Charakteristische Flossenanhängsel („Cirrhi“)

Den Namen haben die Büschelbarsche von ihrer unverwechselbaren Eigenart, den mehr oder weniger ausgeprägten, fransenartigen Büscheln an ihren Rückenflossen. Die meisten Korallenwächter wirken wegen ihrer eher gedrungenen Gestalt wie Mini-Zackenbarsche, vom Familien-untypischen Langnasen-Büschelbarsch einmal abgesehen. Dieser geniesst in Taucherkreisen dank seinem schlanken Körper mit der langen Schnauze und der an ein Schottenmuster erinnernden Zeichnung besondere Beliebtheit. Er wird nur ca. 10 Zentimeter gross und hat seinen Lebensraum üblicherweise in Tiefen zwischen 25 und 100 Metern, wo er sich vorzugsweise in Gorgonienfächern oder Schwarzen Korallen aufhält.

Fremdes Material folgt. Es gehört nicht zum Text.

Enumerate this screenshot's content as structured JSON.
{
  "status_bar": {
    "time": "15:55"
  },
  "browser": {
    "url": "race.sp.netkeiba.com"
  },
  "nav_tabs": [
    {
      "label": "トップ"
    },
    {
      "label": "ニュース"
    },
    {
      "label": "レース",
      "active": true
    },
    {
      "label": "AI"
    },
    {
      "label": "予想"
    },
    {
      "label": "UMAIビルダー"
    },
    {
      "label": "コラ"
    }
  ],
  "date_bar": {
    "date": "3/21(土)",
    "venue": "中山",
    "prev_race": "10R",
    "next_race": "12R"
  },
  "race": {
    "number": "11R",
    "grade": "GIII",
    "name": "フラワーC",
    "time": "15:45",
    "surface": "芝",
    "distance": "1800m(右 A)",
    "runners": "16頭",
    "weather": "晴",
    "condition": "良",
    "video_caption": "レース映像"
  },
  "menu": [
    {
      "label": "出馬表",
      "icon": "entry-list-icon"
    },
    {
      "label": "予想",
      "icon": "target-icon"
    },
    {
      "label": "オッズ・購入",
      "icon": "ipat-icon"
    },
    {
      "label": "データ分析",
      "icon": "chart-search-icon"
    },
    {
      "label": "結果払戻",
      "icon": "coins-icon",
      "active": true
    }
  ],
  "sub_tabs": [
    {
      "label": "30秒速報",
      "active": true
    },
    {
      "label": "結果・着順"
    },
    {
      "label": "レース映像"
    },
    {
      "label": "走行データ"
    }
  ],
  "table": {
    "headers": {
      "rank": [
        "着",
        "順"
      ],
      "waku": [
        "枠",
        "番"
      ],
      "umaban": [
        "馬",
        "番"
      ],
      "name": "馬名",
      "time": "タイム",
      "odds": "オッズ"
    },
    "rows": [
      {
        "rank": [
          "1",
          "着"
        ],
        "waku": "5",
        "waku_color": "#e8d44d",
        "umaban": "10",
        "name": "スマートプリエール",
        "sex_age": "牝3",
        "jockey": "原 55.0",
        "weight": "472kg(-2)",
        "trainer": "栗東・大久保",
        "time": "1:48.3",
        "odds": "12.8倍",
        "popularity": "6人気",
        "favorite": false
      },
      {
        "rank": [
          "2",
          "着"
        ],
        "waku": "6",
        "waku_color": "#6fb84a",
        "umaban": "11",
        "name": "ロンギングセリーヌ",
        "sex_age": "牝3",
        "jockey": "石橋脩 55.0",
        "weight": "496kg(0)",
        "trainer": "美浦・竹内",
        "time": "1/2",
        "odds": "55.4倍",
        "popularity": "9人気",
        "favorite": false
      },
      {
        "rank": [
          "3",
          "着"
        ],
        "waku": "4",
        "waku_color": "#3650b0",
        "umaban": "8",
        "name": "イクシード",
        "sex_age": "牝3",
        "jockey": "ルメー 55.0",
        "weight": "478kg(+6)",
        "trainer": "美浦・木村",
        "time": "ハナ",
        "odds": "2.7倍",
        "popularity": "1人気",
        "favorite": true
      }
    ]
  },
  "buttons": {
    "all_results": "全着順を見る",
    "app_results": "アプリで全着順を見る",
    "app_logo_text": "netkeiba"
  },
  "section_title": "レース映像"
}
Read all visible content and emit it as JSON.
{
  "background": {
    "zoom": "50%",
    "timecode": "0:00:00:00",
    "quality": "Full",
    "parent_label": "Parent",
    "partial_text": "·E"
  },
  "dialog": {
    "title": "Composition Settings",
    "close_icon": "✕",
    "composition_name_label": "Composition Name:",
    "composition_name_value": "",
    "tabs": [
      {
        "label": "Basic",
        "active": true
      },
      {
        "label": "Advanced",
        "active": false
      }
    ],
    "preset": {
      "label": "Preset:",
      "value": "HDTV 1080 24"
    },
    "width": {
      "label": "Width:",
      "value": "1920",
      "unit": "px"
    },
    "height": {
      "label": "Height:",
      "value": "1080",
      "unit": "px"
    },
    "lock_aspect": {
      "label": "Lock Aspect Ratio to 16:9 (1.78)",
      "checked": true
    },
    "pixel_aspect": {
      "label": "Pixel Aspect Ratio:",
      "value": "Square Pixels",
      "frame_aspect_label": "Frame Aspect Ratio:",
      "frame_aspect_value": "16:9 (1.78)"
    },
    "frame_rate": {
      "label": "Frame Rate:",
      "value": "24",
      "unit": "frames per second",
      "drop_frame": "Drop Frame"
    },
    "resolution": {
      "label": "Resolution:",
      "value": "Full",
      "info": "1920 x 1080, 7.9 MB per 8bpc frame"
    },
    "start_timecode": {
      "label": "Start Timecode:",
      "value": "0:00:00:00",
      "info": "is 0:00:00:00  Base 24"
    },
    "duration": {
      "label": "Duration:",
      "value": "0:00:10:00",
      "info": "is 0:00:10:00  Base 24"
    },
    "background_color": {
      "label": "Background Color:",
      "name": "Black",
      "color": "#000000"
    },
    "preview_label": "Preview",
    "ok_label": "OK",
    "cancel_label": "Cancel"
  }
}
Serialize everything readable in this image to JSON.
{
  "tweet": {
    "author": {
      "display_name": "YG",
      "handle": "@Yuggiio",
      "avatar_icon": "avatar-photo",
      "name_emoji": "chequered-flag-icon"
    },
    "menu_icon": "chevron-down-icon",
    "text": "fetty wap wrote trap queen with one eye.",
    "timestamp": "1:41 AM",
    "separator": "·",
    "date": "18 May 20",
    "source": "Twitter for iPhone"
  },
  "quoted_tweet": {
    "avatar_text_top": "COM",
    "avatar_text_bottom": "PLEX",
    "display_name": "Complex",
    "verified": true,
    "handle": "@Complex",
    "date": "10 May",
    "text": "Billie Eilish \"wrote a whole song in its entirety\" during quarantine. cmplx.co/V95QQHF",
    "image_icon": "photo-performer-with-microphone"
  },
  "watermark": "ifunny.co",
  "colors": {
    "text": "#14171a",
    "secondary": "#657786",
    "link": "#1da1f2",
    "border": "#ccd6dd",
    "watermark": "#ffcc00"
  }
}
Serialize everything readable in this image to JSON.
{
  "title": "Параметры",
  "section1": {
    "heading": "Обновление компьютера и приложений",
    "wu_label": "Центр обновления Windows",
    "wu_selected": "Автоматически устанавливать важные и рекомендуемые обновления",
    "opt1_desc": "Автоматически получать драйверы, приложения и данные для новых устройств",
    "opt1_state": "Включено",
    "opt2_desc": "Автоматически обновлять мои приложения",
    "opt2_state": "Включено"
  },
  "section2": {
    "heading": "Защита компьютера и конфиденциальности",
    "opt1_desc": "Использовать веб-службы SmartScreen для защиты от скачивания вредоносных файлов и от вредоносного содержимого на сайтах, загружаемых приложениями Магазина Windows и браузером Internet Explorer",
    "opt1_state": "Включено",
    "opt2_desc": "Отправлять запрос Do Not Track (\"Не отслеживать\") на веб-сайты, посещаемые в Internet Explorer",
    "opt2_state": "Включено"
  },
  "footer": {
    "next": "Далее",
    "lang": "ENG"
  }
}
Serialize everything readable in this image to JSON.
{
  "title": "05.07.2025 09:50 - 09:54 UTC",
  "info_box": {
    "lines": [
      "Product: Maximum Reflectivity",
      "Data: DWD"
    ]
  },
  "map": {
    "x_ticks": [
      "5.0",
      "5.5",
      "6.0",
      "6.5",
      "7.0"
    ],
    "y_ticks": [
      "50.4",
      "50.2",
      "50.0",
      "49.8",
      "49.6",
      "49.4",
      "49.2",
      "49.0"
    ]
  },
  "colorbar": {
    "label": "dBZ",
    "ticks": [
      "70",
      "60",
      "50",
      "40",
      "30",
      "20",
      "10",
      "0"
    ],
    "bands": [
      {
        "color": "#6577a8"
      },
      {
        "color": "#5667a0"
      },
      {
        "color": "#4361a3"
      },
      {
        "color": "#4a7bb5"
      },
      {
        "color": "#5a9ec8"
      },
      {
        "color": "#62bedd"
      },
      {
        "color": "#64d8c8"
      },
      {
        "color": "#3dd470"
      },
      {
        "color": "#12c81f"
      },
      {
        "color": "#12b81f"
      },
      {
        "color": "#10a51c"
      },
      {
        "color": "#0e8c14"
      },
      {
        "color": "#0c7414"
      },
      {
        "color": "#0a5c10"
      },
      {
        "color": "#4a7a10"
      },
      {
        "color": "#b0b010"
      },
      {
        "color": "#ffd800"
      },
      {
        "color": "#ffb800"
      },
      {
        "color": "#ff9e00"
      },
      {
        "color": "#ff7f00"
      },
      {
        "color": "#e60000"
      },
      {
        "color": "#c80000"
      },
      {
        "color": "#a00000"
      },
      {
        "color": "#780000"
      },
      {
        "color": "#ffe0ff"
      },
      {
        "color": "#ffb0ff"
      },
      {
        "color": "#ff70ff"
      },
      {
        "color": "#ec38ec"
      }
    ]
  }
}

Interessanter Geschlechtswechsel

Geschlechtsspezifische Farbunterschiede existieren bei den Büschelbarschen nicht. Nach heutigem Kenntnisstand sind sie alle Zwitter, die zuerst als Weibchen geschlechtsreif werden. Sofern es die Umstände erfordern, können sie später ihr Geschlecht umwandeln. Die Männchen ihrerseits bilden zuweilen mit mehreren Weibchen einen Harem und bewachen diesen mit der gebührenden Aufmerksamkeit. Der Langnasen-Büschelbarsch lebt unter bestimmten Voraussetzungen auch in flacheren Riffbereichen und dies ab und zu auch paarweise.

Variables Farbenkleid

Büschelbarsche können ihr Farbenkleid ihrem bevorzugten Lebensraum bzw. der Färbung ihrer Wirtskoralle anpassen. Dies erschwert sowohl die Beschreibung der einzelnen Arten wegen der doch stark variablen Zeichnung innerhalb der gleichen Art als auch die Bestimmung durch uns Taucher bei den Begegnungen.
Besonders ausgeprägt findet man die bei den Korallenwächtern typischen haarähnlichen Hautanhängsel an den Rückenflossenstacheln beim Zwerg-, beim Fadenflossen- oder beim Gefleckten Büschelbarsch. Dem fotografierenden Taucher gelingen – ruhiges, fast unmerkliches Annähern an die Büschelbarsche vorausgesetzt – besonders attraktive Aufnahmen, wenn sich die charakteristischen Büschel vor dunklem Hintergrund abbilden lassen. Vor den Preis haben jedoch in diesem Falle die Götter ganz klar die Geduld gesetzt.